Virtual Aggregation (ViAggre):
- Key insight: divide the routing burden between routers
Routers:
- Control plane: Uses RIB, slow and cheap memory (DRAM)
- Data plane: Uses FIB, fast and expensive memory (SRAM)
Related works need architectural change.
- In this work, we focus only on FIB growth. However, we do not need architectural change.
Solution:
- Today: All routers have routes to all destinations
- ViAggre: Divide address space into virtual prefixes (VPs)
- Routers only have routes to a fraction of the address space
- Route-reflector Suppression: External router peers with a route-reflector
- Route-reflectors exchange routes with each other
- When the intermediate routers don’t have route to destination prefix, forward it to external router by tunnelling.
Concerns:
- What about Failure of aggregation point?

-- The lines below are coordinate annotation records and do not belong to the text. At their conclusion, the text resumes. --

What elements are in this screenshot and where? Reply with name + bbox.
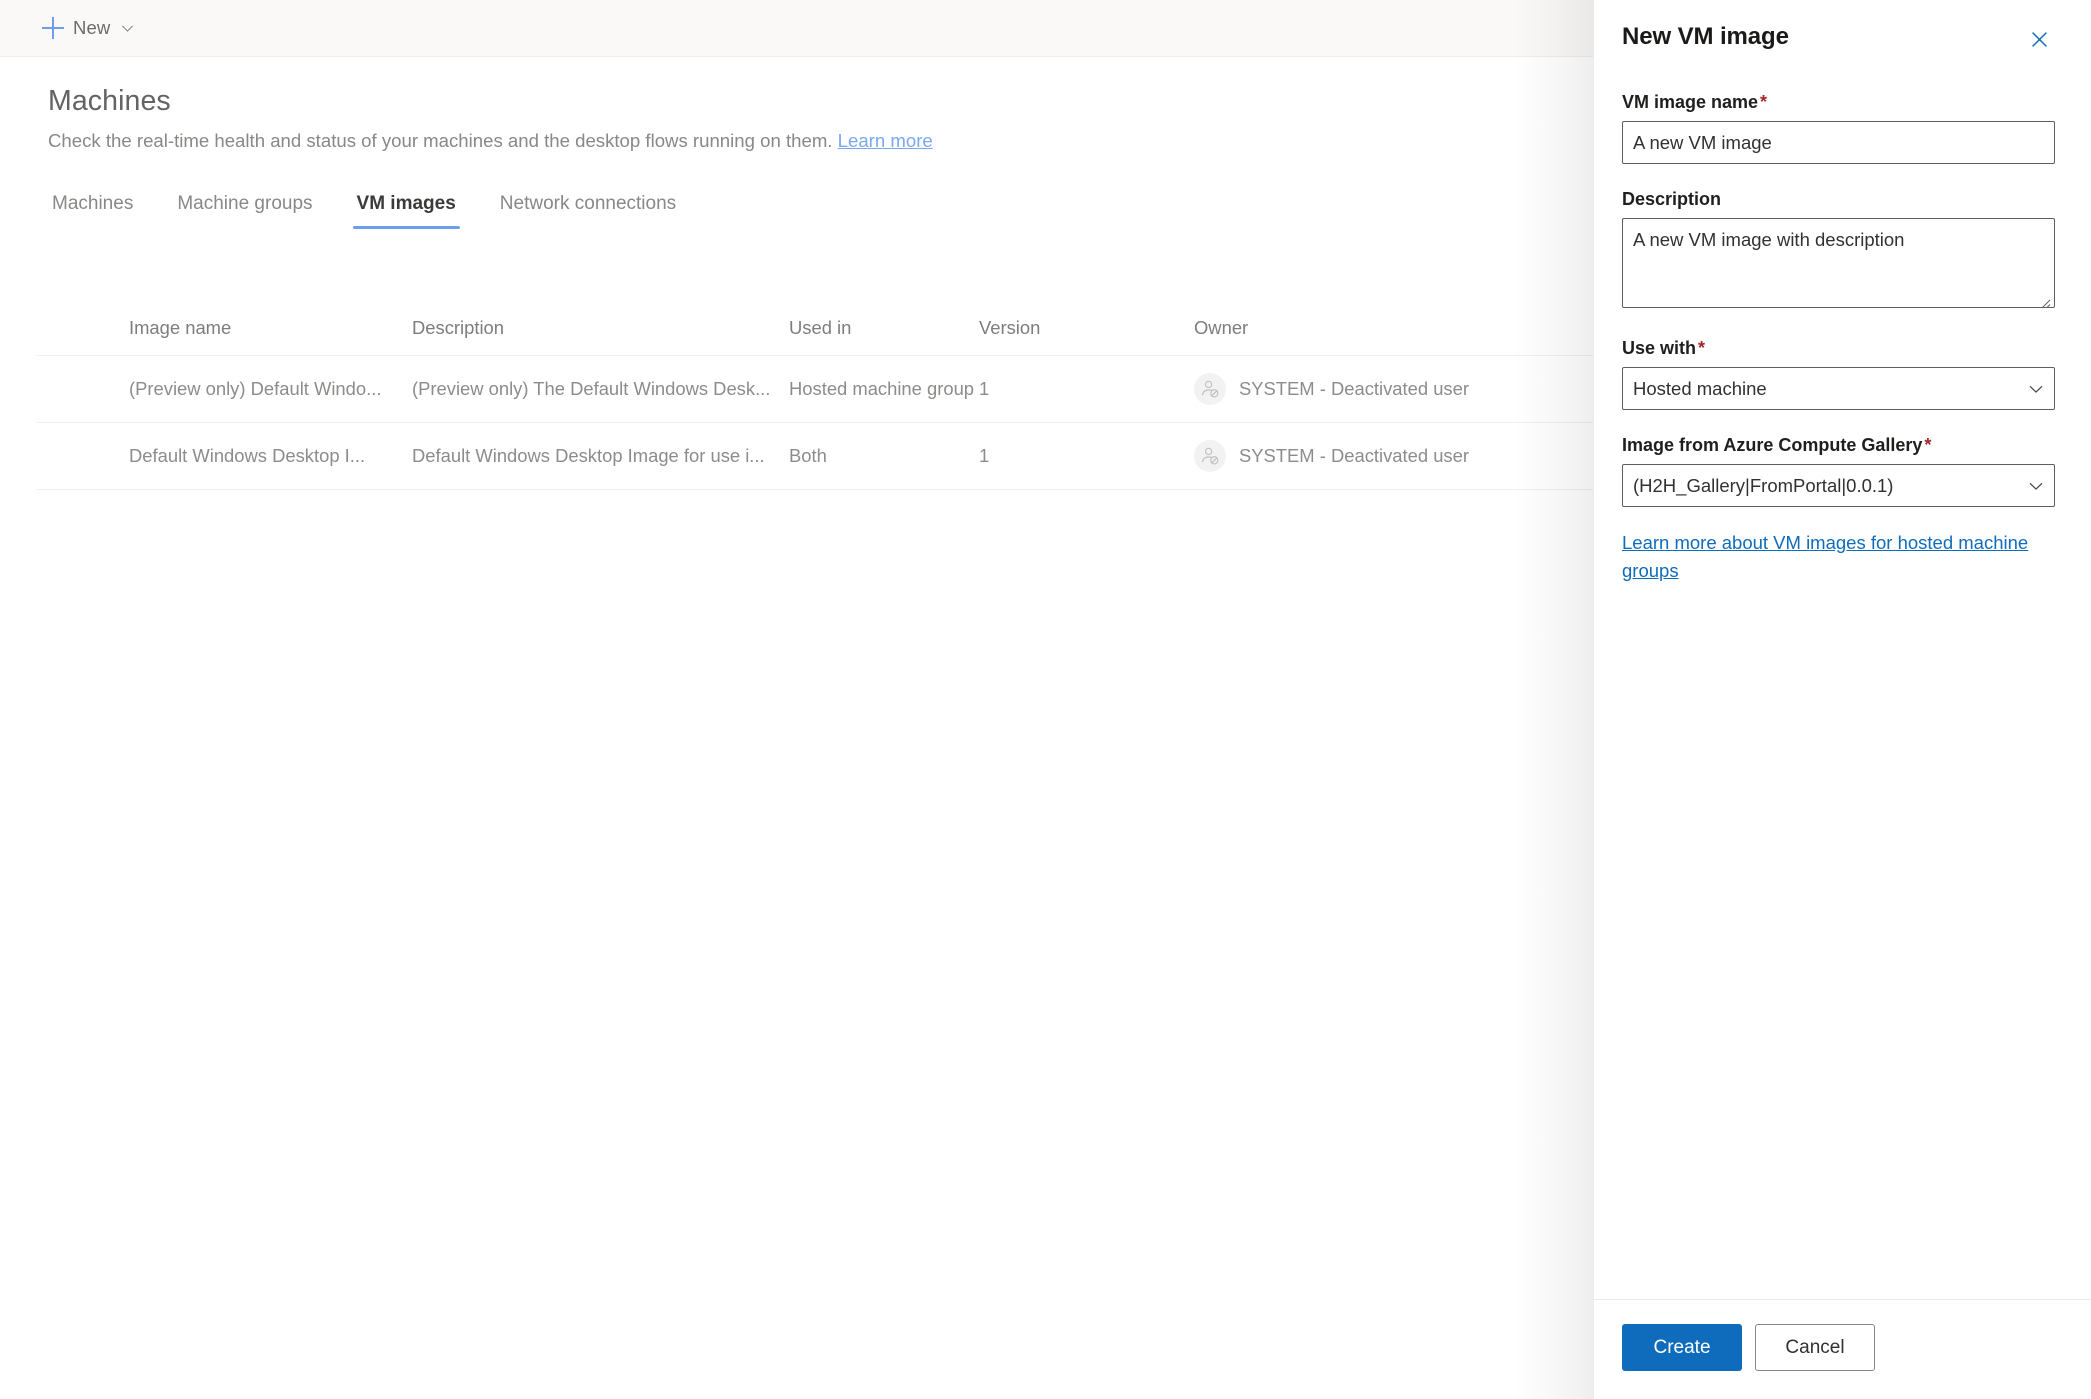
new-button[interactable]: New	[36, 6, 144, 50]
column-header-version[interactable]: Version	[979, 317, 1194, 339]
field-vm-image-name: VM image name *	[1622, 89, 2055, 164]
tab-label: Machine groups	[177, 193, 313, 214]
cell-image-name: Default Windows Desktop I...	[129, 445, 366, 466]
description-textarea[interactable]	[1622, 218, 2055, 308]
chevron-down-icon	[121, 22, 134, 35]
use-with-selected-value: Hosted machine	[1633, 377, 1767, 399]
column-header-image-name[interactable]: Image name	[37, 317, 412, 339]
required-marker: *	[1698, 338, 1706, 358]
panel-title: New VM image	[1622, 23, 1789, 50]
close-icon[interactable]	[2023, 23, 2055, 55]
deactivated-user-avatar-icon	[1194, 440, 1226, 472]
label-description: Description	[1622, 186, 2055, 212]
label-text: Description	[1622, 189, 1722, 209]
plus-icon	[42, 17, 64, 39]
command-bar: New	[0, 0, 1593, 57]
cell-version: 1	[979, 378, 990, 399]
tab-list: Machines Machine groups VM images Networ…	[48, 192, 698, 229]
learn-more-link[interactable]: Learn more	[838, 130, 933, 151]
required-marker: *	[1924, 435, 1932, 455]
gallery-image-dropdown[interactable]: (H2H_Gallery|FromPortal|0.0.1)	[1622, 464, 2055, 507]
tab-machines[interactable]: Machines	[48, 192, 155, 229]
learn-more-vm-images-link[interactable]: Learn more about VM images for hosted ma…	[1622, 529, 2055, 585]
table-row[interactable]: Default Windows Desktop I... Default Win…	[37, 423, 1593, 490]
create-button[interactable]: Create	[1622, 1324, 1742, 1371]
vm-image-name-input[interactable]	[1622, 121, 2055, 164]
label-use-with: Use with *	[1622, 335, 2055, 361]
cell-owner: SYSTEM - Deactivated user	[1239, 445, 1469, 466]
page-header: Machines Check the real-time health and …	[48, 84, 1498, 153]
cell-description: Default Windows Desktop Image for use i.…	[412, 445, 765, 466]
deactivated-user-avatar-icon	[1194, 373, 1226, 405]
table-header-row: Image name Description Used in Version O…	[37, 300, 1593, 356]
panel-header: New VM image	[1622, 22, 2055, 55]
label-gallery-image: Image from Azure Compute Gallery *	[1622, 432, 2055, 458]
page-title: Machines	[48, 85, 171, 117]
page-subtitle: Check the real-time health and status of…	[48, 129, 1498, 153]
table-row[interactable]: (Preview only) Default Windo... (Preview…	[37, 356, 1593, 423]
field-description: Description	[1622, 186, 2055, 313]
column-header-used-in[interactable]: Used in	[789, 317, 979, 339]
gallery-image-selected-value: (H2H_Gallery|FromPortal|0.0.1)	[1633, 474, 1894, 496]
cancel-button[interactable]: Cancel	[1755, 1324, 1875, 1371]
panel-overlay-shade	[1513, 0, 1593, 1399]
cell-used-in: Hosted machine group	[789, 378, 975, 399]
cell-description: (Preview only) The Default Windows Desk.…	[412, 378, 771, 399]
app-root: New Machines Check the real-time health …	[0, 0, 2091, 1399]
required-marker: *	[1760, 92, 1768, 112]
tab-label: VM images	[356, 193, 456, 214]
field-gallery-image: Image from Azure Compute Gallery * (H2H_G…	[1622, 432, 2055, 507]
cell-version: 1	[979, 445, 990, 466]
label-text: Image from Azure Compute Gallery	[1622, 435, 1923, 455]
label-text: VM image name	[1622, 92, 1759, 112]
panel-body: New VM image VM image name* Descri	[1594, 0, 2091, 1299]
new-button-label: New	[73, 17, 111, 38]
cell-used-in: Both	[789, 445, 827, 466]
column-header-description[interactable]: Description	[412, 317, 789, 339]
page-subtitle-text: Check the real-time health and status of…	[48, 130, 833, 151]
label-vm-image-name: VM image name *	[1622, 89, 2055, 115]
label-text: Use with	[1622, 338, 1697, 358]
cell-owner: SYSTEM - Deactivated user	[1239, 378, 1469, 399]
vm-images-table: Image name Description Used in Version O…	[37, 300, 1593, 490]
new-vm-image-panel: New VM image VM image name* Descri	[1593, 0, 2091, 1399]
field-use-with: Use with * Hosted machine	[1622, 335, 2055, 410]
tab-network-connections[interactable]: Network connections	[478, 192, 698, 229]
column-header-owner[interactable]: Owner	[1194, 317, 1494, 339]
panel-footer: Create Cancel	[1594, 1299, 2091, 1399]
tab-label: Network connections	[499, 193, 677, 214]
tab-label: Machines	[52, 193, 134, 214]
tab-machine-groups[interactable]: Machine groups	[155, 192, 334, 229]
use-with-dropdown[interactable]: Hosted machine	[1622, 367, 2055, 410]
tab-vm-images[interactable]: VM images	[335, 192, 478, 229]
cell-image-name: (Preview only) Default Windo...	[129, 378, 382, 399]
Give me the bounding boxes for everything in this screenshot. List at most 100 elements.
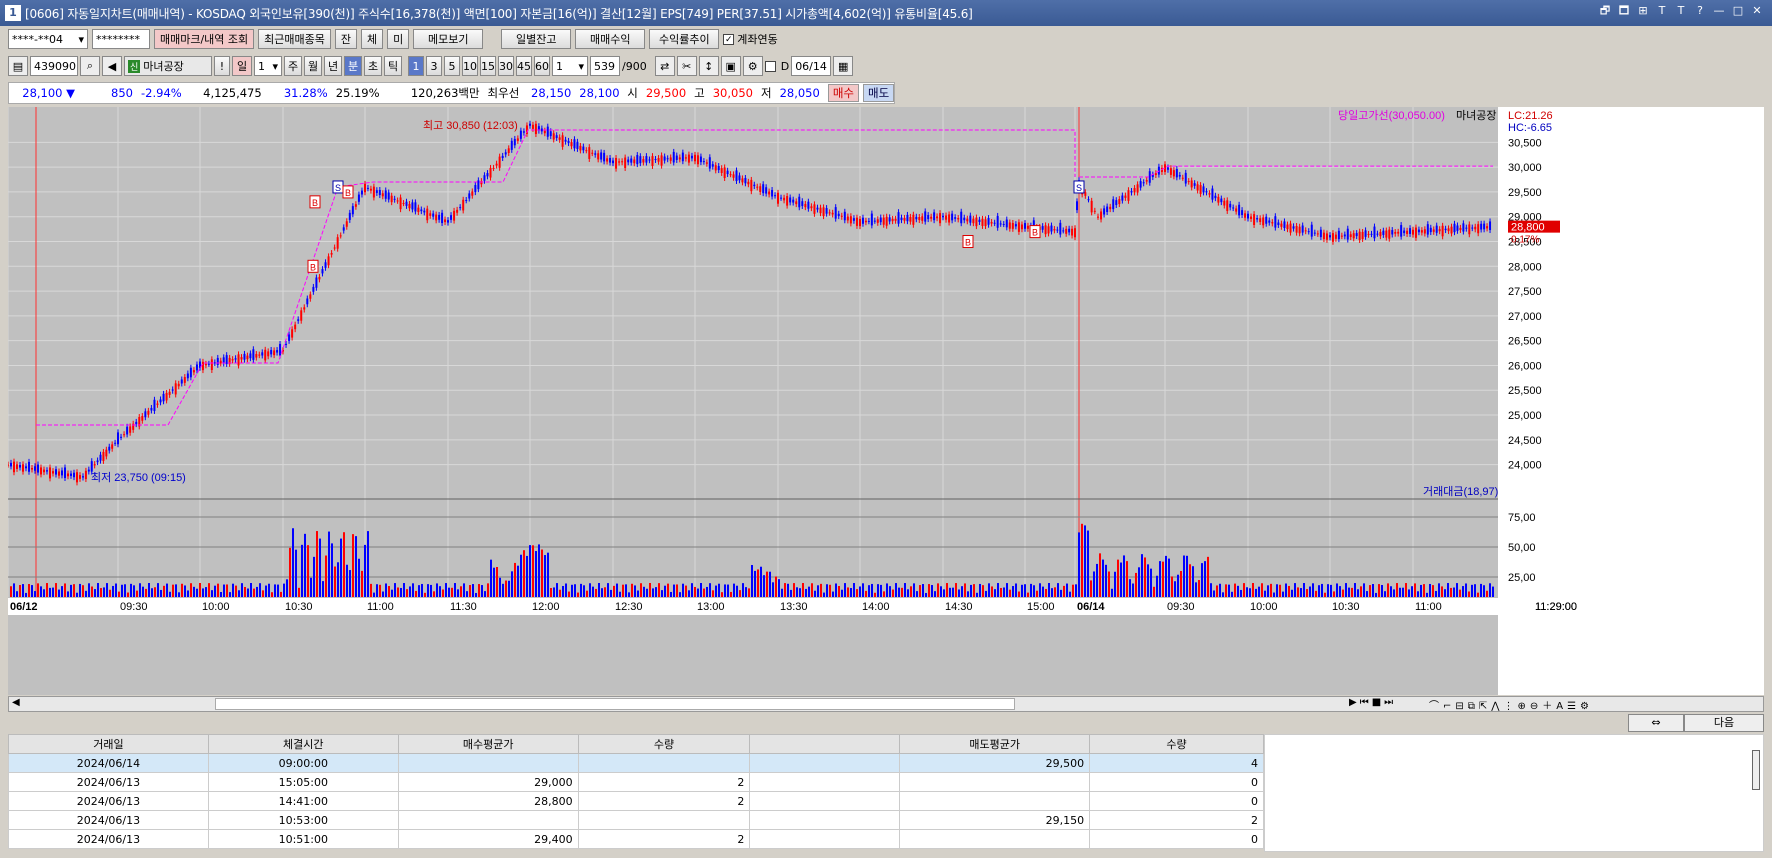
speaker-icon[interactable]: ◀ <box>102 56 122 76</box>
window-control-0[interactable]: 🗗 <box>1598 4 1612 18</box>
cursor-icon[interactable]: ↕ <box>698 56 719 76</box>
gear-icon[interactable]: ⚙ <box>742 56 763 76</box>
interval-select[interactable]: 1 ▾ <box>552 56 588 76</box>
compare-icon[interactable]: ⇄ <box>654 56 675 76</box>
table-row[interactable]: 2024/06/13 14:41:00 28,800 2 0 <box>8 791 1264 811</box>
table-row[interactable]: 2024/06/13 10:51:00 29,400 2 0 <box>8 829 1264 849</box>
recent-trades-button[interactable]: 최근매매종목 <box>258 29 331 49</box>
candle <box>951 213 954 221</box>
window-control-8[interactable]: ✕ <box>1750 4 1764 18</box>
volume-bar <box>640 583 642 597</box>
volume-bar <box>1390 586 1392 597</box>
toggle-view-button[interactable]: ⇔ <box>1628 714 1684 732</box>
table-cell <box>397 753 579 773</box>
stock-code-input[interactable]: 439090 <box>30 56 78 76</box>
volume-bar <box>844 583 846 597</box>
volume-bar <box>670 591 672 597</box>
che-button[interactable]: 체 <box>361 29 384 49</box>
memo-button[interactable]: 메모보기 <box>413 29 484 49</box>
calendar-icon[interactable]: ▦ <box>833 56 854 76</box>
minute-button[interactable]: 30 <box>498 56 514 76</box>
account-link-checkbox[interactable]: ✓ 계좌연동 <box>723 31 778 47</box>
trade-mark-button[interactable]: 매매마크/내역 조회 <box>154 29 255 49</box>
candle <box>1298 226 1301 234</box>
date-input[interactable]: 06/14 <box>791 56 832 76</box>
volume-bar <box>811 583 813 597</box>
scroll-thumb[interactable] <box>215 698 1015 710</box>
minute-button[interactable]: 5 <box>444 56 460 76</box>
volume-bar <box>805 588 807 597</box>
table-scrollbar[interactable] <box>1752 750 1760 790</box>
chart-scrollbar[interactable]: ◀ ▶⏮■⏭ ⌒⌐⊟⧉⇱⋀⋮⊕⊖＋A☰⚙ <box>8 696 1764 712</box>
stock-chart[interactable]: 30,50030,00029,50029,00028,50028,00027,5… <box>8 107 1764 695</box>
period-button[interactable]: 년 <box>324 56 342 76</box>
tools-icon[interactable]: ✂ <box>676 56 697 76</box>
volume-bar <box>1483 585 1485 597</box>
sell-button[interactable]: 매도 <box>863 84 895 102</box>
minute-button[interactable]: 15 <box>480 56 496 76</box>
next-button[interactable]: 다음 <box>1684 714 1764 732</box>
volume-bar <box>1105 564 1107 597</box>
candle <box>780 197 783 199</box>
period-button[interactable]: 분 <box>344 56 362 76</box>
volume-bar <box>1096 563 1098 597</box>
volume-bar <box>769 571 771 597</box>
minute-button[interactable]: 3 <box>426 56 442 76</box>
table-row[interactable]: 2024/06/13 10:53:00 29,150 2 <box>8 810 1264 830</box>
minute-button[interactable]: 10 <box>462 56 478 76</box>
playback-controls-icon[interactable]: ▶⏮■⏭ <box>1349 697 1396 708</box>
table-row[interactable]: 2024/06/13 15:05:00 29,000 2 0 <box>8 772 1264 792</box>
volume-bar <box>760 566 762 597</box>
password-field[interactable]: ******** <box>92 29 150 49</box>
volume-bar <box>1237 585 1239 597</box>
minute-button[interactable]: 45 <box>516 56 532 76</box>
window-control-1[interactable]: 🗖 <box>1617 4 1631 18</box>
period-day-button[interactable]: 일 <box>232 56 252 76</box>
search-icon[interactable]: ⌕ <box>80 56 100 76</box>
save-icon[interactable]: ▣ <box>720 56 741 76</box>
candle <box>8 464 9 466</box>
period-num-select[interactable]: 1 ▾ <box>254 56 282 76</box>
candle <box>1024 223 1026 229</box>
window-control-4[interactable]: T <box>1674 4 1688 18</box>
candle <box>43 469 45 473</box>
candle <box>1420 230 1423 233</box>
volume-bar <box>946 583 948 597</box>
volume-bar <box>262 590 264 597</box>
candle <box>966 218 969 222</box>
trade-profit-button[interactable]: 매매수익 <box>575 29 646 49</box>
jan-button[interactable]: 잔 <box>334 29 358 49</box>
count-input[interactable]: 539 <box>590 56 620 76</box>
account-select[interactable]: ****-**04 ▾ <box>8 29 88 49</box>
candle <box>909 216 912 222</box>
window-control-5[interactable]: ? <box>1693 4 1707 18</box>
time-label: 11:29:00 <box>1535 601 1577 613</box>
volume-bar <box>268 583 270 597</box>
stock-name-field[interactable]: 신 마녀공장 <box>124 56 212 76</box>
d-checkbox[interactable] <box>764 60 776 72</box>
candle <box>588 147 591 159</box>
alert-button[interactable]: ! <box>214 56 230 76</box>
scroll-left-icon[interactable]: ◀ <box>12 697 20 708</box>
chart-tools-icon[interactable]: ⌒⌐⊟⧉⇱⋀⋮⊕⊖＋A☰⚙ <box>1429 697 1593 712</box>
panel-icon[interactable]: ▤ <box>8 56 28 76</box>
window-control-6[interactable]: — <box>1712 4 1726 18</box>
low-label: 저 <box>760 86 772 100</box>
mi-button[interactable]: 미 <box>387 29 410 49</box>
window-control-3[interactable]: T <box>1655 4 1669 18</box>
volume-tick: 50,00 <box>1508 542 1536 554</box>
profit-rate-button[interactable]: 수익률추이 <box>649 29 720 49</box>
period-button[interactable]: 주 <box>284 56 302 76</box>
daily-balance-button[interactable]: 일별잔고 <box>501 29 572 49</box>
period-button[interactable]: 틱 <box>384 56 402 76</box>
buy-button[interactable]: 매수 <box>827 84 859 102</box>
window-control-2[interactable]: ⊞ <box>1636 4 1650 18</box>
volume-bar <box>763 575 765 597</box>
table-row[interactable]: 2024/06/14 09:00:00 29,500 4 <box>8 753 1264 773</box>
period-button[interactable]: 월 <box>304 56 322 76</box>
best-price-2: 28,100 <box>579 86 620 100</box>
minute-button[interactable]: 60 <box>534 56 550 76</box>
minute-button[interactable]: 1 <box>408 56 424 76</box>
window-control-7[interactable]: □ <box>1731 4 1745 18</box>
period-button[interactable]: 초 <box>364 56 382 76</box>
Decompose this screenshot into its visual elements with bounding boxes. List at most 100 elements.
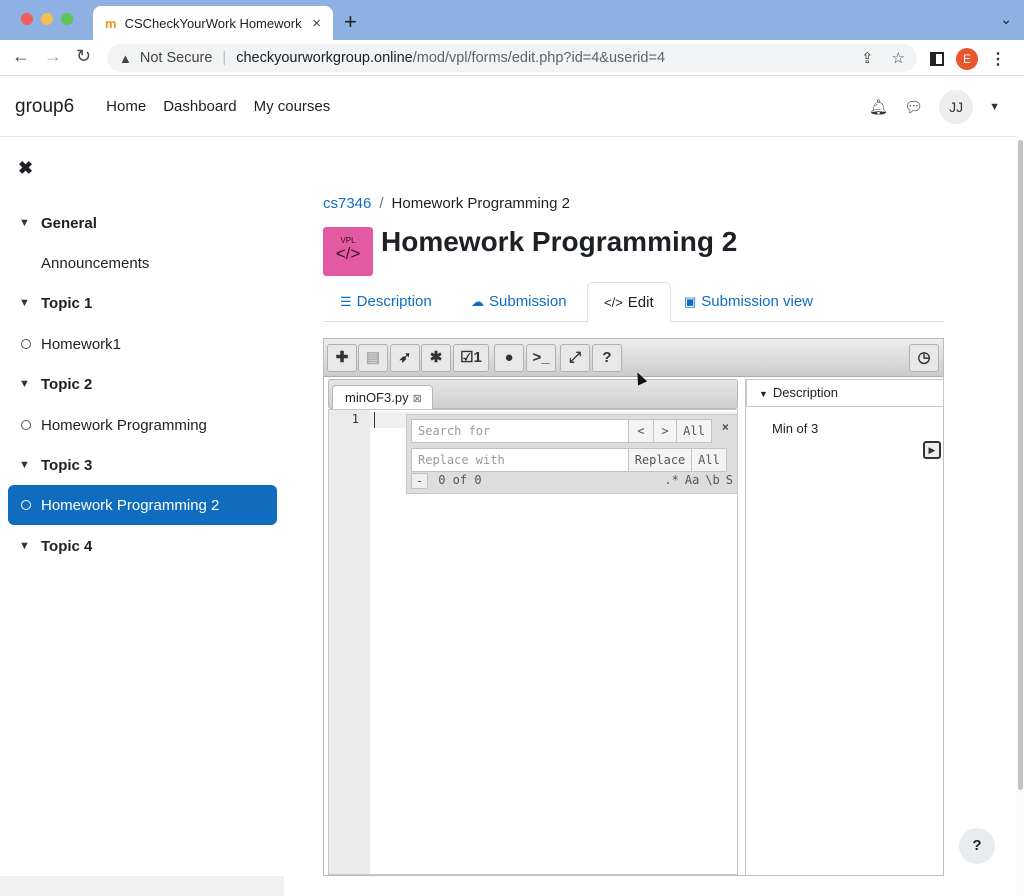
nav-home[interactable]: Home (106, 98, 146, 115)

- ViAggre paths can be longer than native paths.
- The traffic load on routers would increase.
Traffic volume follows power-law distribution
- 95% of the traffic goes to 5% of prefixes
- We can install “Popular Prefixes” in routers
Q: IP tunneling used to happen in slow path?
A: It has changed now. It is on fast path.
Q: If the power-law in prefixes is true, why not simply forward the rest 5% of traffic to the upper layer router?
A: I believe the complexity of ViAggre would be less.
Q: Can you apply the same solution to data-centers?
A: They work on layer 2, but there are already related works on that.